I've just got in touch with my midwife. She said that this is very normal/common for woman to not want their medical details being with them and mislaid and has arranged for me to visit the surgery this week and discuss alternatives. Smile
She explained that with all the baby brain forgetfulness on top of always losing things anyway, I don't need this stress and she'll work with me on a different way of doing things.
Yay!

OP posts:
Stripedjamma · 18/11/2019 17:32

snowflakeeel and to you! I hope the next few weeks aren't too stressful - not long now!

OP posts:
HIVpos · 19/11/2019 09:33

I’ve just got in touch with my midwife.
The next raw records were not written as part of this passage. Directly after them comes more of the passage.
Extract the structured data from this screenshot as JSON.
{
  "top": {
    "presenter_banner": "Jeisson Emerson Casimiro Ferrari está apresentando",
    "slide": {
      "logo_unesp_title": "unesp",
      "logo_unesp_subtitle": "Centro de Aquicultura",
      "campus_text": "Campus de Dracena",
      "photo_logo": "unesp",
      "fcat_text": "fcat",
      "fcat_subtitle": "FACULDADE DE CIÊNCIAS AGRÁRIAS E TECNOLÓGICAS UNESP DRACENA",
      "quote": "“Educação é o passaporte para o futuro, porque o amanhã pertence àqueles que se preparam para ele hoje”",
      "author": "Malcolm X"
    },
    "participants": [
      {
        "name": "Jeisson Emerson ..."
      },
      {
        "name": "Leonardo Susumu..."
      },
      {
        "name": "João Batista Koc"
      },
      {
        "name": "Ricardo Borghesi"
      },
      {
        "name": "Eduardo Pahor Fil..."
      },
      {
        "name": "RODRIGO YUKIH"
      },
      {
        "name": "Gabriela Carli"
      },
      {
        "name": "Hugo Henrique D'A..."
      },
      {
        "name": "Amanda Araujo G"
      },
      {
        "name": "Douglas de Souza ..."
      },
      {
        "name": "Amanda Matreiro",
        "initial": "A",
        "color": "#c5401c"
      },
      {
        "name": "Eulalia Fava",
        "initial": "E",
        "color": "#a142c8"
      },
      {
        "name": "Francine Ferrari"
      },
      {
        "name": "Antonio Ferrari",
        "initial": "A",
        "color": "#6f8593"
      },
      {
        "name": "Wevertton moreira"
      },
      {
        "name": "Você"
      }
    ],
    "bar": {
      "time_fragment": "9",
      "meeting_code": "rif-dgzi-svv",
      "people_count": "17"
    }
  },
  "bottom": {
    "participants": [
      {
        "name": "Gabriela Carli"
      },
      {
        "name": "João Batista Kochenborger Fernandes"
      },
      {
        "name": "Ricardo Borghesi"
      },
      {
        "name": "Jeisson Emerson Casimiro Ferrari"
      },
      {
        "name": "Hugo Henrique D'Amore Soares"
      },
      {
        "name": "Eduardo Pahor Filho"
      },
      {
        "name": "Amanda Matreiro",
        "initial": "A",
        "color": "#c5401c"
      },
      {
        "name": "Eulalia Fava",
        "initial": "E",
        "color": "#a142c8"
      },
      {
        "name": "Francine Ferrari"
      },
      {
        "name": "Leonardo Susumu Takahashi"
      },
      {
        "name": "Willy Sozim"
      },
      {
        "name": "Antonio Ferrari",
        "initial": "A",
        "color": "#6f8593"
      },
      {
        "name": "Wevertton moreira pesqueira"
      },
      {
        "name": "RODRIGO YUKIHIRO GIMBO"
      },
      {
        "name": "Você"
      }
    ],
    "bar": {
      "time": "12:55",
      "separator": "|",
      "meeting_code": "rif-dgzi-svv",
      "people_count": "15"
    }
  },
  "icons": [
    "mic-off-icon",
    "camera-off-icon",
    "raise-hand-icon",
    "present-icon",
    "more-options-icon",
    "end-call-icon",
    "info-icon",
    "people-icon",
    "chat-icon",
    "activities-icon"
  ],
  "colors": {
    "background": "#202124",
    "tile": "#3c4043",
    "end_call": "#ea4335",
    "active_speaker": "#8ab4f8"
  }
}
She said that this is very normal/common for woman to not want their medical details being with them and mislaid and has arranged for me to visit the surgery this week and discuss alternatives.

Excellent news, it’s good your midwife is listening and happy to come up with alternative solutions. It’s important you enjoy your pregnancy with as little stress as possible.

I tried searching for a cheap-ish document wallet that has a combination lock which you could keep your book in but couldn’t find one as that would be good to have - maybe someone else has a suggestion? You can also use features on your phone - I have an emergency number on mine that is accessible to anyone and that person has all details of any health conditions and medications I am on.

Exciting times 😀

HorseMum91 · 19/11/2019 15:30

You're being ridiculous.
Look after you things like a grown up.